MORE than 1,000 people living in sheltered accommodation are set to get a share of a £1million windfall after being overcharged for their heating for six years.

Anyone living in sheltered accommodation or tower blocks where there is a communal heating system are set to be refunded by the council and South Essex Homes, which runs the housing for the council.

Some tenants could receive up to £1,400 after making overpayments for heating and hot water between April 2009 and April 2015.

One resident in Trafford House sheltered accommodation in Manchester Drive, Leigh, said: “We all received letters stating they had been overcharging tenants by up to £4.29 a week.

“Apparently this has only just come to light and they are now going to repay the money in a one off payment to each tenant.

“I’d just like to know where they are going to find the money. I thought they were supposed to be skint.”

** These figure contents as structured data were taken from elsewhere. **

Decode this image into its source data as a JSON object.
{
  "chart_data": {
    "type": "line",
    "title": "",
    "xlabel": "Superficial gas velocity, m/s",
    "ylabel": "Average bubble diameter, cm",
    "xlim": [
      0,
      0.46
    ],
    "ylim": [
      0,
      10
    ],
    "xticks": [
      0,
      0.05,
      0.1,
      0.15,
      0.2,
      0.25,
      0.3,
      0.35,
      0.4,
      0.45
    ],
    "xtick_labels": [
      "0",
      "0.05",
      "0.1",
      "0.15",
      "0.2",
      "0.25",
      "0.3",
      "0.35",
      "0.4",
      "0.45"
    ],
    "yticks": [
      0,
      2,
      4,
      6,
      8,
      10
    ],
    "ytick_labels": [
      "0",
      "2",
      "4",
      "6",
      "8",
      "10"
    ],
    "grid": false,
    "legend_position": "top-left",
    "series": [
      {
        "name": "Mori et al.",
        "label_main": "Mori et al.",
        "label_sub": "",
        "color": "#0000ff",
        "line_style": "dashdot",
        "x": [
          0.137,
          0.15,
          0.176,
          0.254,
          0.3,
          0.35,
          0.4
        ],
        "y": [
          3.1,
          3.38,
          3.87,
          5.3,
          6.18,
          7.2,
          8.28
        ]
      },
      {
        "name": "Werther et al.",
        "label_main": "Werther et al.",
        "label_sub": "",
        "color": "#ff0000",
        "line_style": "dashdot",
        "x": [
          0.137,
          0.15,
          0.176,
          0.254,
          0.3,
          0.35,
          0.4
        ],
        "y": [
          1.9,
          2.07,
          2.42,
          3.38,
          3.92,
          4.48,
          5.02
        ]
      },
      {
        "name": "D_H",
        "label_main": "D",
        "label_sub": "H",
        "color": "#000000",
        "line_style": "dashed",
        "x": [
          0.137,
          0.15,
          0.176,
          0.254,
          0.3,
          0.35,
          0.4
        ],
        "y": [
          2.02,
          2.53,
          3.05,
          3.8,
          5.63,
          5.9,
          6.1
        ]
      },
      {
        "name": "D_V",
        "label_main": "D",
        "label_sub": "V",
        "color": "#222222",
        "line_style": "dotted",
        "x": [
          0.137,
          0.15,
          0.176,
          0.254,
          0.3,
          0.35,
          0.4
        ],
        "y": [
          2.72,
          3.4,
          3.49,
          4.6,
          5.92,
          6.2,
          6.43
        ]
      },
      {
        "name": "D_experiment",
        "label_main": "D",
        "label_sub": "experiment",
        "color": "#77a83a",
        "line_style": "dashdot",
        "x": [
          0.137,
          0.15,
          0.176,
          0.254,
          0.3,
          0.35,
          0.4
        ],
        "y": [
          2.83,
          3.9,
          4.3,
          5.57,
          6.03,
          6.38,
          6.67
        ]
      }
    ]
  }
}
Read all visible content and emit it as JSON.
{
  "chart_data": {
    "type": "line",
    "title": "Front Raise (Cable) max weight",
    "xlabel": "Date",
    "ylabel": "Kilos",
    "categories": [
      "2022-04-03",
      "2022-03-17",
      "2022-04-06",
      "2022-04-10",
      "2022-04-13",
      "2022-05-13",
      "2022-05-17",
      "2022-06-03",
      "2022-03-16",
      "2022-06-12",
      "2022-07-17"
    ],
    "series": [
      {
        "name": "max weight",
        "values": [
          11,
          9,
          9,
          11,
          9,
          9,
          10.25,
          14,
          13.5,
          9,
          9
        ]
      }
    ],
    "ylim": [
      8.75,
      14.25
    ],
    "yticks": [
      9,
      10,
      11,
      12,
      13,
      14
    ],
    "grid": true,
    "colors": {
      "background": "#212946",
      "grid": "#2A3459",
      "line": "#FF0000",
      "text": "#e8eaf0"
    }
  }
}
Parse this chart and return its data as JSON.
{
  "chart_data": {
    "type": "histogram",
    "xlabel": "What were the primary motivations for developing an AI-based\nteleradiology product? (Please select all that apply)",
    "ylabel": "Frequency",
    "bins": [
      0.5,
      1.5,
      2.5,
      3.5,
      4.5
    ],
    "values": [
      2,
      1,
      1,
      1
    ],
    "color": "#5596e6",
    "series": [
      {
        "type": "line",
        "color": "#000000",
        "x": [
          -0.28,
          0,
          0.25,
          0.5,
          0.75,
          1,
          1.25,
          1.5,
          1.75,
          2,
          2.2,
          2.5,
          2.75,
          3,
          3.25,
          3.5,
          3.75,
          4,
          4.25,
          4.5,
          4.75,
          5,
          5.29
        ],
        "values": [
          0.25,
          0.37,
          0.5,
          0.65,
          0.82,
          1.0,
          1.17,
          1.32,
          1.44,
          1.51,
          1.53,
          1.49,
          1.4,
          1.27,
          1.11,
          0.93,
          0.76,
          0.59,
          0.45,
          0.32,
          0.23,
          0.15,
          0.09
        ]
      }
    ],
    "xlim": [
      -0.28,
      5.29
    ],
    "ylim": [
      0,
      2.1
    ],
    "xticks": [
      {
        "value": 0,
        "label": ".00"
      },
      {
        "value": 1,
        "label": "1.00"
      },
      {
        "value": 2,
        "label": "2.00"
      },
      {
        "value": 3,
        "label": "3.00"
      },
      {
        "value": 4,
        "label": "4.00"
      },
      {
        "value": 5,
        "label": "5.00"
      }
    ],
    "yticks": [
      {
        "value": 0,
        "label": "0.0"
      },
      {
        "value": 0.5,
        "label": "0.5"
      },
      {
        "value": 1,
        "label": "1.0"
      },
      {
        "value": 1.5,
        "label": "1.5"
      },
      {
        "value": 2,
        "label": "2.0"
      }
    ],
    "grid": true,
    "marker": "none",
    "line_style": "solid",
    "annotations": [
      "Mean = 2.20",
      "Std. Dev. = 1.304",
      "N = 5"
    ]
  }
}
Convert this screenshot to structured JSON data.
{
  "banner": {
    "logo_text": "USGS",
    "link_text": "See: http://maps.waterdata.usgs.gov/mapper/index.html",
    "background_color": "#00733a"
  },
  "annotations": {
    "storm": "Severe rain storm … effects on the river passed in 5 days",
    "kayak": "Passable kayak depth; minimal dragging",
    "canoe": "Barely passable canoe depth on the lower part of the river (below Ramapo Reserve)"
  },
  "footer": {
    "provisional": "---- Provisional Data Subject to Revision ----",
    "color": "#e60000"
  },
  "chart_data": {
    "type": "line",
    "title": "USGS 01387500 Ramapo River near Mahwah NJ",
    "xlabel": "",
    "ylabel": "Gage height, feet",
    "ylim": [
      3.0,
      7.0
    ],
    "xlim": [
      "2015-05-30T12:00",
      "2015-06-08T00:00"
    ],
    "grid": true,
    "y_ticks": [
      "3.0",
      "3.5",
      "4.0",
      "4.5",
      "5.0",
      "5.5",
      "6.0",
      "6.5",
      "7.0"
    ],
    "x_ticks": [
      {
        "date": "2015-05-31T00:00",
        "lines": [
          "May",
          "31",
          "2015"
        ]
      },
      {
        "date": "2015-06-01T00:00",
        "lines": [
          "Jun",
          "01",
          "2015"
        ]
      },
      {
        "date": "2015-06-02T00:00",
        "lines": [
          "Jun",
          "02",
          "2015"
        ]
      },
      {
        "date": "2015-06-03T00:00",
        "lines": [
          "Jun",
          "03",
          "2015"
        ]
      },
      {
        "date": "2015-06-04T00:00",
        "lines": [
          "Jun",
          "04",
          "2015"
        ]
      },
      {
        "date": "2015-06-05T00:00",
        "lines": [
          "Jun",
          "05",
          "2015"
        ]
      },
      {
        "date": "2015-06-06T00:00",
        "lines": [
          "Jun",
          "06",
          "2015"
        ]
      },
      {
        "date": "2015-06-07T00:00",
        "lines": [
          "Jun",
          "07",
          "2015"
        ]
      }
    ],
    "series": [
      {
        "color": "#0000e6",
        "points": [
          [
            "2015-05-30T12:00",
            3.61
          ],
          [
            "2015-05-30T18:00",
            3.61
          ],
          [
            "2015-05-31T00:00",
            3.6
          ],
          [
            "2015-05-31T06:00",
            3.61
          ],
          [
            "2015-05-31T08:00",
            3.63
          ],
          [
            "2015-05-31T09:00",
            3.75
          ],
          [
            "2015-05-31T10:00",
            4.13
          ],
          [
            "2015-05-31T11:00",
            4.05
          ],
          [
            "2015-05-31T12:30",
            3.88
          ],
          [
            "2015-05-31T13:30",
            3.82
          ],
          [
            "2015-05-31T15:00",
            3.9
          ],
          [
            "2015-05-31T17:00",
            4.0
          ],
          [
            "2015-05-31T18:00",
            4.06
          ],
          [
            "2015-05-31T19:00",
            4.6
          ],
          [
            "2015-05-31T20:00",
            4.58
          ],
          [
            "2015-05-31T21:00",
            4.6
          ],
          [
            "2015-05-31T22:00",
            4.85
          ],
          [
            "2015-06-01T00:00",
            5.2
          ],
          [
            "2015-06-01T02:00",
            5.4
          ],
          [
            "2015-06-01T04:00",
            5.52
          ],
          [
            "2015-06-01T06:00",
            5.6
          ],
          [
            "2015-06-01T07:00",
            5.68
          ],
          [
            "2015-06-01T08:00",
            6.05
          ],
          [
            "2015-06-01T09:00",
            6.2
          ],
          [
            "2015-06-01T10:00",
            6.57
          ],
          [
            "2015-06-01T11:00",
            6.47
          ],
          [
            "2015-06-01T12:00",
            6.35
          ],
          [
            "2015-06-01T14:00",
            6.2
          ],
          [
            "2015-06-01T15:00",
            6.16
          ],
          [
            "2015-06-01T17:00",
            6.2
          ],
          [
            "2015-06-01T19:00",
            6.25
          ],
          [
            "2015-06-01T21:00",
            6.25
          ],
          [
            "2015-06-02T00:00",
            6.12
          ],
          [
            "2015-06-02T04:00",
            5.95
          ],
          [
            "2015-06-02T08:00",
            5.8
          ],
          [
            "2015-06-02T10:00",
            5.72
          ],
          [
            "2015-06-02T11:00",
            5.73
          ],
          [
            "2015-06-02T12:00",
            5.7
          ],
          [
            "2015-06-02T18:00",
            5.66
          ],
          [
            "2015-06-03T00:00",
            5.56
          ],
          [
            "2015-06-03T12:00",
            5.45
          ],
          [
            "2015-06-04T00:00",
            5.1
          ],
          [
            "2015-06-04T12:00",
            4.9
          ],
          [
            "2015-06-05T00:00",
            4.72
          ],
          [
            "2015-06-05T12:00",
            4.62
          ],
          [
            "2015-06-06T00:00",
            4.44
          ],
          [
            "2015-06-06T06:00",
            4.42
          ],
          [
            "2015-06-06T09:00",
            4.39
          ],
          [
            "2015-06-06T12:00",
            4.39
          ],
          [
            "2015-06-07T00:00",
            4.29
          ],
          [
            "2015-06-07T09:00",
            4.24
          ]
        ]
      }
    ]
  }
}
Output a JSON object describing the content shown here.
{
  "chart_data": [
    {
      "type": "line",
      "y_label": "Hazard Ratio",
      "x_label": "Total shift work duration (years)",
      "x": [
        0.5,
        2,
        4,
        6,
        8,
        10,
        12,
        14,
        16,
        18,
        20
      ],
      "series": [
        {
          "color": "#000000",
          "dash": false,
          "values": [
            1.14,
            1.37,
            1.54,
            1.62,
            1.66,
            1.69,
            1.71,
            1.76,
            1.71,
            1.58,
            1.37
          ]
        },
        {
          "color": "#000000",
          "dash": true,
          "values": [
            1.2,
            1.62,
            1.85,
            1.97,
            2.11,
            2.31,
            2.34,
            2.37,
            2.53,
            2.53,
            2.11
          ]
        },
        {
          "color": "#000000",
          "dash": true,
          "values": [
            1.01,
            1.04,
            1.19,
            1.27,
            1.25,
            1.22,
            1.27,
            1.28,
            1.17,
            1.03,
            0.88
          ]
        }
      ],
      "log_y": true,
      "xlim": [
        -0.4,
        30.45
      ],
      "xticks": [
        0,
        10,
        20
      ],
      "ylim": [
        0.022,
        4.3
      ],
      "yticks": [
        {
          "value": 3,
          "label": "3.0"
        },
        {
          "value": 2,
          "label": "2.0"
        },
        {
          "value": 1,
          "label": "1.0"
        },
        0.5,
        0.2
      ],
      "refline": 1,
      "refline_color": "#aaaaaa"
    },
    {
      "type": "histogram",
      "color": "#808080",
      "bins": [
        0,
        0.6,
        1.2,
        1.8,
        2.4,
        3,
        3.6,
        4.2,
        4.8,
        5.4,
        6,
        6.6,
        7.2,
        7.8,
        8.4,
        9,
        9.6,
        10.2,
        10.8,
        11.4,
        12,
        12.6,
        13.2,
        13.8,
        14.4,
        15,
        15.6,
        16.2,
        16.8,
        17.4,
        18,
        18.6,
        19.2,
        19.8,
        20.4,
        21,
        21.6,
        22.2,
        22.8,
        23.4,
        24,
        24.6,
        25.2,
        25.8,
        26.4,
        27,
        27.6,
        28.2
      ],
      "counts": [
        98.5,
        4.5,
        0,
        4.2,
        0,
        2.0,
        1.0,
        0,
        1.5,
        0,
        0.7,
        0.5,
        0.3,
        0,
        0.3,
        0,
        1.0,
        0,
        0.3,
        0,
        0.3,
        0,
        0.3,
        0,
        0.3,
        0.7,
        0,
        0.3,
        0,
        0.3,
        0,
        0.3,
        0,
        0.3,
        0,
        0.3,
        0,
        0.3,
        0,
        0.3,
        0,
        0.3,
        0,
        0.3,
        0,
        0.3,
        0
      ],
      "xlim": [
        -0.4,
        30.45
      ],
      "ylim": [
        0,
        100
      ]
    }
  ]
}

The tenant, who asked not to be named, added: “I’ve not been here long so will get about £230 but some have been here for the full six years and stand to get about £1,400.

“I can pay my credit card off. What a result!

“I worry what services will suffer to cover this cost but I won’t be giving it back.

“Surely there must be checks in place to make sure this doesn't happen.”

A council spokesman admitted the tenants had been overcharged and would be reimbursed in a one-off payment.

He said: “The council has, since 2009, been charging tenants for communal heating, based on estimated usage and costs, which has led to an over-recovery of money from those tenants who live in accommodation with communal heating systems. This over-recovery has recently been identified and therefore tenants affected will be reimbursed by a one off sum in the next few weeks.

“This affects approximately 1,100 tenants and the amount of repayment will depend on how long an individual tenant has been paying the heating charges based on estimated usage and costs.”

David Norman, councillor responsible for housing said: “Heating charges from 2008/09 to 2014/15 were based on actual costs plus an allowance for estimated increase in gas costs each year. Despite this only resulting in a 10 per cent increase in that time, we have found that the money recovered was more than the energy consumed.”